2. Pick the right indicator
Try this: Ask your team, "If you could measure only one thing, what would it be?" Ignore the howls of protest; it's a really useful exercise. Here's some examples relating to the missions shown above:
• Improve farmer income
• Decrease HIV infection rates
Sometimes that one indicator is doable, and that's great. Other times, you might need to capture it with a carefully chosen -- and minimal -- combination of indicators. When there is a behavior with a well-documented connection to impact -- such as the drop in malaria mortality from kids sleeping under mosquito nets in Kenya -- you can measure that behavior and use it as a proxy for impact. Projects that can't at least identify a behavior to measure are too vague for us to consider. Notice that while things like "awareness" or "empowerment" might be critical to the process that drives behaviors, we're interested in measuring the change that results from that behavior.
We don't pretend that this method captures all of the useful impacts and accomplishments of a given organization and their intervention. As philanthropic investors, though, it answers the most critical question of all: Did they fulfill the mission?
3. Get real numbers
You need to 1) show a change and 2) have confidence that it's real. This means that:
1. You have a baseline and measure again at the right interval; and
2. You sampled enough of the right people (or trees, or whatever) in the right way.

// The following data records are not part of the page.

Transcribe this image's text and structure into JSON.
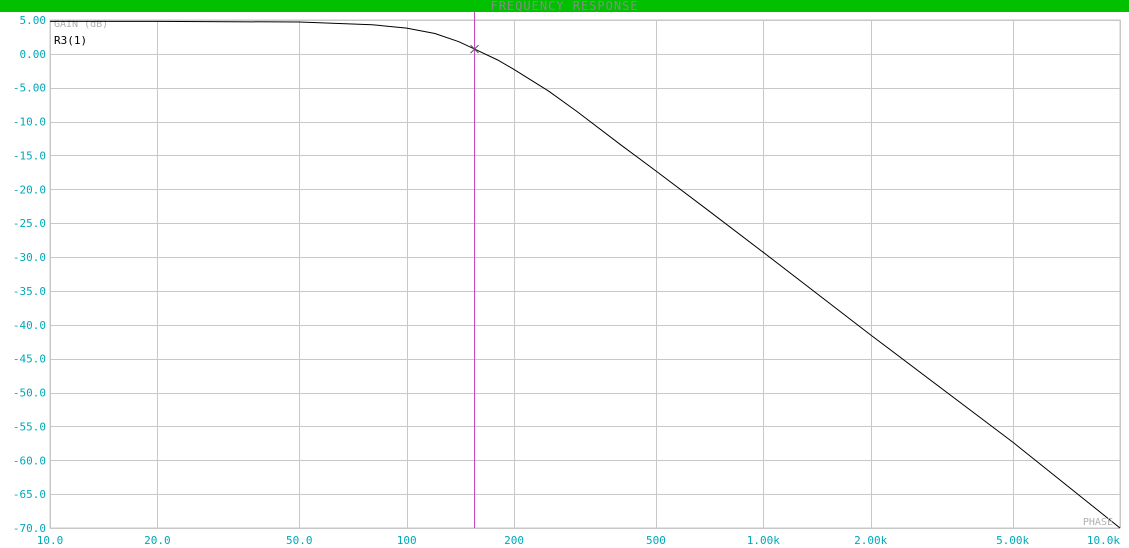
{
  "window": {
    "title": "FREQUENCY RESPONSE"
  },
  "colors": {
    "titlebar": "#00c000",
    "tick_label": "#00a8b8",
    "grid": "#c8c8c8",
    "curve": "#000000",
    "cursor": "#c040c0",
    "faint_label": "#b0b0b0"
  },
  "chart_data": {
    "type": "line",
    "title": "FREQUENCY RESPONSE",
    "ylabel": "GAIN (dB)",
    "xscale": "log",
    "xlim": [
      10,
      10000
    ],
    "ylim": [
      -70,
      5
    ],
    "grid": true,
    "x_ticks": [
      10,
      20,
      50,
      100,
      200,
      500,
      1000,
      2000,
      5000,
      10000
    ],
    "x_tick_labels": [
      "10.0",
      "20.0",
      "50.0",
      "100",
      "200",
      "500",
      "1.00k",
      "2.00k",
      "5.00k",
      "10.0k"
    ],
    "y_ticks": [
      5,
      0,
      -5,
      -10,
      -15,
      -20,
      -25,
      -30,
      -35,
      -40,
      -45,
      -50,
      -55,
      -60,
      -65,
      -70
    ],
    "y_tick_labels": [
      "5.00",
      "0.00",
      "-5.00",
      "-10.0",
      "-15.0",
      "-20.0",
      "-25.0",
      "-30.0",
      "-35.0",
      "-40.0",
      "-45.0",
      "-50.0",
      "-55.0",
      "-60.0",
      "-65.0",
      "-70.0"
    ],
    "series": [
      {
        "name": "R3(1)",
        "x": [
          10,
          20,
          50,
          80,
          100,
          120,
          140,
          155,
          180,
          200,
          250,
          300,
          400,
          500,
          700,
          1000,
          2000,
          5000,
          10000
        ],
        "y": [
          4.8,
          4.8,
          4.7,
          4.3,
          3.8,
          3.0,
          1.8,
          0.7,
          -0.9,
          -2.3,
          -5.5,
          -8.5,
          -13.5,
          -17.3,
          -23.1,
          -29.3,
          -41.5,
          -57.3,
          -70.0
        ]
      }
    ],
    "cursor": {
      "x": 155,
      "y": 0.7
    },
    "corner_label": "PHASE"
  }
}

There are also two parts to figuring this out: the logical side and the technical side. With an adequate knowledge of the setting, you can do a lot by just eyeballing the evaluation plan -- looking carefully at the methods to be used to see if they make sense. Most bad schemes have an obvious flaw on close examination: They didn't get good baseline data; they're asking the dads when they ought to ask the moms; or they're surveying in a culturally inappropriate way. The technical part has mostly to do with sample size and the technical aspects of gathering data, and a competent statistician can easily help you figure what is adequate.
4. Show that it was you
Real impact is the difference between what happened with you and what would have happened without you. If you have real numbers that show impact, you need to make the case for attribution -- that it was your efforts that caused the change. This is often the most difficult part of measuring impact, because it can be hard to figure out what would have happened without you.
We break the demonstration of attribution down into three levels of ascending cost and complexity:
1. Narrative attribution: You've got an airtight story that shows that it is very unlikely that the change was from something else. This approach is vastly overused, but it can be valid when the change is big, tightly coupled with the intervention, and involves few variables, and when you've got a deep knowledge of the setting.

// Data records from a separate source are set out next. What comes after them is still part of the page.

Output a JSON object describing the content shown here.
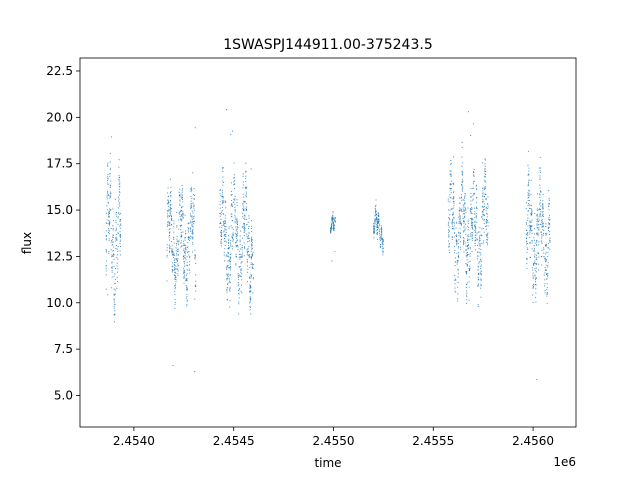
{
  "chart_data": {
    "type": "scatter",
    "title": "1SWASPJ144911.00-375243.5",
    "xlabel": "time",
    "ylabel": "flux",
    "x_offset_label": "1e6",
    "xlim": [
      2453730,
      2456215
    ],
    "ylim": [
      3.3,
      23.2
    ],
    "x_ticks": [
      2.454,
      2.4545,
      2.455,
      2.4555,
      2.456
    ],
    "x_tick_labels": [
      "2.4540",
      "2.4545",
      "2.4550",
      "2.4555",
      "2.4560"
    ],
    "y_ticks": [
      5.0,
      7.5,
      10.0,
      12.5,
      15.0,
      17.5,
      20.0,
      22.5
    ],
    "y_tick_labels": [
      "5.0",
      "7.5",
      "10.0",
      "12.5",
      "15.0",
      "17.5",
      "20.0",
      "22.5"
    ],
    "grid": false,
    "point_color": "#1f77b4",
    "clusters": [
      {
        "x_start": 2453860,
        "x_end": 2453935,
        "y_mid": 13.5,
        "y_amp": 5.0
      },
      {
        "x_start": 2454165,
        "x_end": 2454310,
        "y_mid": 13.3,
        "y_amp": 4.0
      },
      {
        "x_start": 2454430,
        "x_end": 2454600,
        "y_mid": 13.5,
        "y_amp": 4.5
      },
      {
        "x_start": 2454985,
        "x_end": 2455010,
        "y_mid": 14.0,
        "y_amp": 1.0
      },
      {
        "x_start": 2455200,
        "x_end": 2455250,
        "y_mid": 14.0,
        "y_amp": 1.5
      },
      {
        "x_start": 2455575,
        "x_end": 2455775,
        "y_mid": 14.0,
        "y_amp": 4.5
      },
      {
        "x_start": 2455965,
        "x_end": 2456085,
        "y_mid": 13.5,
        "y_amp": 4.5
      }
    ]
  }
}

2. Matched controls: At the outset of your work, you identified settings or populations similar enough to the ones you work with to serve as valid comparisons. This works when there aren't too many other variables, when you can find good matches, and when you can watch the process closely enough to know that significant unforeseen factors didn't arise during the intervention period. This is never perfect; it's often good enough.

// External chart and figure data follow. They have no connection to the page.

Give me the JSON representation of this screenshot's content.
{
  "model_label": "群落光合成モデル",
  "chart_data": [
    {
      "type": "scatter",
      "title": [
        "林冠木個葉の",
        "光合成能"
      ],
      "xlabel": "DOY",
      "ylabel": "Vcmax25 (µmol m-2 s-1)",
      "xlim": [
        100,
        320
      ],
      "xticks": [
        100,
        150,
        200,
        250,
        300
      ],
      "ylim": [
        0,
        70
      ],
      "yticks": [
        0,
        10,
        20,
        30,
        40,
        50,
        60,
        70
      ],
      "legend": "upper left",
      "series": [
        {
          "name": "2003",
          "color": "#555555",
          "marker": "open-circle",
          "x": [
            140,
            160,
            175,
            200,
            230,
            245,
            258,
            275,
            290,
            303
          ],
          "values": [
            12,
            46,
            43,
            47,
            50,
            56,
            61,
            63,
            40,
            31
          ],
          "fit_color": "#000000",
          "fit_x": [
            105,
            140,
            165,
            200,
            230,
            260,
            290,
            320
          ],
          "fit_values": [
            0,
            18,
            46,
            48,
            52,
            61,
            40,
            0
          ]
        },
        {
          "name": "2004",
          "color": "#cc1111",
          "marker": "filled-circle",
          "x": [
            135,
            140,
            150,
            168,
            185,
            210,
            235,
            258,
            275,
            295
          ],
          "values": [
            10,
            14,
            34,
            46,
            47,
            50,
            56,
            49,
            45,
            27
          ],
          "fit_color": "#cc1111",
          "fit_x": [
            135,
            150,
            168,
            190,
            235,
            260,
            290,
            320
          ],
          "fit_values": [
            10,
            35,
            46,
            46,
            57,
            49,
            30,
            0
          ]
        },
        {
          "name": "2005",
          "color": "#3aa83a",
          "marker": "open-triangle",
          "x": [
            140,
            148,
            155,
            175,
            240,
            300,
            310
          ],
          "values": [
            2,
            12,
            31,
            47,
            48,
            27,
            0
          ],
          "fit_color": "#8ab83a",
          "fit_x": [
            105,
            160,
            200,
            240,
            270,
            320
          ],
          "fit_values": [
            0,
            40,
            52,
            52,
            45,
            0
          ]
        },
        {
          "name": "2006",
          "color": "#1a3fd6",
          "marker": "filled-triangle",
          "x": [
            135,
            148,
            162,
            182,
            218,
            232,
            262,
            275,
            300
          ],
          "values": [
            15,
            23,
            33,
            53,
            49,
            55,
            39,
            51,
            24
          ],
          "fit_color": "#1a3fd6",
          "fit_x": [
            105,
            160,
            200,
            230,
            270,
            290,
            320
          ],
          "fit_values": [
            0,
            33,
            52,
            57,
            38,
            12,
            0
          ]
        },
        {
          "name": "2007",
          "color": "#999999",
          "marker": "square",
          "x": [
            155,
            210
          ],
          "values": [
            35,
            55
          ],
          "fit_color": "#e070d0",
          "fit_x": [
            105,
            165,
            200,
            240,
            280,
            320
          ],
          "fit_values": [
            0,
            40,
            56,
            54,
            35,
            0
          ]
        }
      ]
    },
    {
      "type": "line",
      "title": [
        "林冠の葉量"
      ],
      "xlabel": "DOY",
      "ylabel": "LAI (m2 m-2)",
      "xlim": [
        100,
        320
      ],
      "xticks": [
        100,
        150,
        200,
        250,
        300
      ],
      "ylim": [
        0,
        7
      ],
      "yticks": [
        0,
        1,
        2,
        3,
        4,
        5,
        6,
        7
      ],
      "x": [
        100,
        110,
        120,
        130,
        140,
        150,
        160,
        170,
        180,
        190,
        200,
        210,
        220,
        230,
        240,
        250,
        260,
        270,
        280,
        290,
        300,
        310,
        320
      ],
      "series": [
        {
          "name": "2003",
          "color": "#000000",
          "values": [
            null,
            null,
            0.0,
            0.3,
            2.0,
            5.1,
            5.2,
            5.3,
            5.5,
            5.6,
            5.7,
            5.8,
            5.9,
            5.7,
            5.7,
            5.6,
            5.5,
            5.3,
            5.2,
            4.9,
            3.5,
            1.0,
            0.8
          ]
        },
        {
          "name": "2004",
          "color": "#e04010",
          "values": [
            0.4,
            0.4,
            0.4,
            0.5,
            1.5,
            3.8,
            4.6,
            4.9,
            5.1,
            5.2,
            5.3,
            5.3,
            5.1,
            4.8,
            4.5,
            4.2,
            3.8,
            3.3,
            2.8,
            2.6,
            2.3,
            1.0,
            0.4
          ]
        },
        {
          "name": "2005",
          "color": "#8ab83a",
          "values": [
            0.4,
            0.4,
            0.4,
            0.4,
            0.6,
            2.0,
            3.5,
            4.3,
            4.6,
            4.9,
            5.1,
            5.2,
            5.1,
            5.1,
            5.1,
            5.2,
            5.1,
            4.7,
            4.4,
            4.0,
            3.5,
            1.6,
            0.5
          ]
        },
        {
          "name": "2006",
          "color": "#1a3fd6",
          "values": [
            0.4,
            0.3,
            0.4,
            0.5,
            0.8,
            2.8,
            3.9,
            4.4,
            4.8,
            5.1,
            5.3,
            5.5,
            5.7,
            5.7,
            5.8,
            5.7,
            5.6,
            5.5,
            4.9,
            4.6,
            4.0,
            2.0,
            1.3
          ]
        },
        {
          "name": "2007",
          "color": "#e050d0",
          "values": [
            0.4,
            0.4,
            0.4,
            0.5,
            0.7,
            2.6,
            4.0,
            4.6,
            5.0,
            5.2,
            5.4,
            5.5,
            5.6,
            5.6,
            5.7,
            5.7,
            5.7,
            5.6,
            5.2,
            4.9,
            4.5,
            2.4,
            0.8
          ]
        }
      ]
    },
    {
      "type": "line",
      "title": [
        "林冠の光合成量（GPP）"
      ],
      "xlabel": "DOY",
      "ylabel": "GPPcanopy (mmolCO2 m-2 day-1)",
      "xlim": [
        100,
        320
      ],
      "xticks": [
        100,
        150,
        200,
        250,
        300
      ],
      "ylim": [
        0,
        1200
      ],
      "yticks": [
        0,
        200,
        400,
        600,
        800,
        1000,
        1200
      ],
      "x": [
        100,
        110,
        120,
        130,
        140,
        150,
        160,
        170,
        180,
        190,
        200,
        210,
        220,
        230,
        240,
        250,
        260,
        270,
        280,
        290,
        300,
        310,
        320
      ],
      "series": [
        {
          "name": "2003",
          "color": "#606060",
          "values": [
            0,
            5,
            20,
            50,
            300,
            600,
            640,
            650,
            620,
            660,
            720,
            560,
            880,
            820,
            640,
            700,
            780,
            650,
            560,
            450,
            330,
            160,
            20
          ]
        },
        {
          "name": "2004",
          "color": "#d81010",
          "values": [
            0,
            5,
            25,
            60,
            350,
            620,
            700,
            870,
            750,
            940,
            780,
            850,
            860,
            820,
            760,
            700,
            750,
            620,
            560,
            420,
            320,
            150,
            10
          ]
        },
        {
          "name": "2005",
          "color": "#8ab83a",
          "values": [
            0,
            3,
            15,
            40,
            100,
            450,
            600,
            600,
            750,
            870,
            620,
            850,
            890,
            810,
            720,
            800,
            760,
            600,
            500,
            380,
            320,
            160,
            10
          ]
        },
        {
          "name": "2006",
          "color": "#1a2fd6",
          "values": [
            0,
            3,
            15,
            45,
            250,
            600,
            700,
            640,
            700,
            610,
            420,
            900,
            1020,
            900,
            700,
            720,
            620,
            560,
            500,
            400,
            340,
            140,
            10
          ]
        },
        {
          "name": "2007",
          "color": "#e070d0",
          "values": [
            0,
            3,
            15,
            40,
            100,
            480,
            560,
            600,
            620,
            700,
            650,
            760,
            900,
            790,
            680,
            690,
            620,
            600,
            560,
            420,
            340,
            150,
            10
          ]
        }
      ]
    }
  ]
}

3. Randomized controlled trials: RCTs are the gold standard in most cases, and are needed when the stakes are high and there are too many variables to confidently say that your comparison groups are similar enough to show attribution.
In the end, though, the key to figuring out real impact is honest, curious, and constructive skepticism. Funders ought to be willing to pay for it, because everyone benefits from a rigorous look at impact: the doers, the donors, the social sector itself, and most importantly, those who are hoping for a brighter day ahead.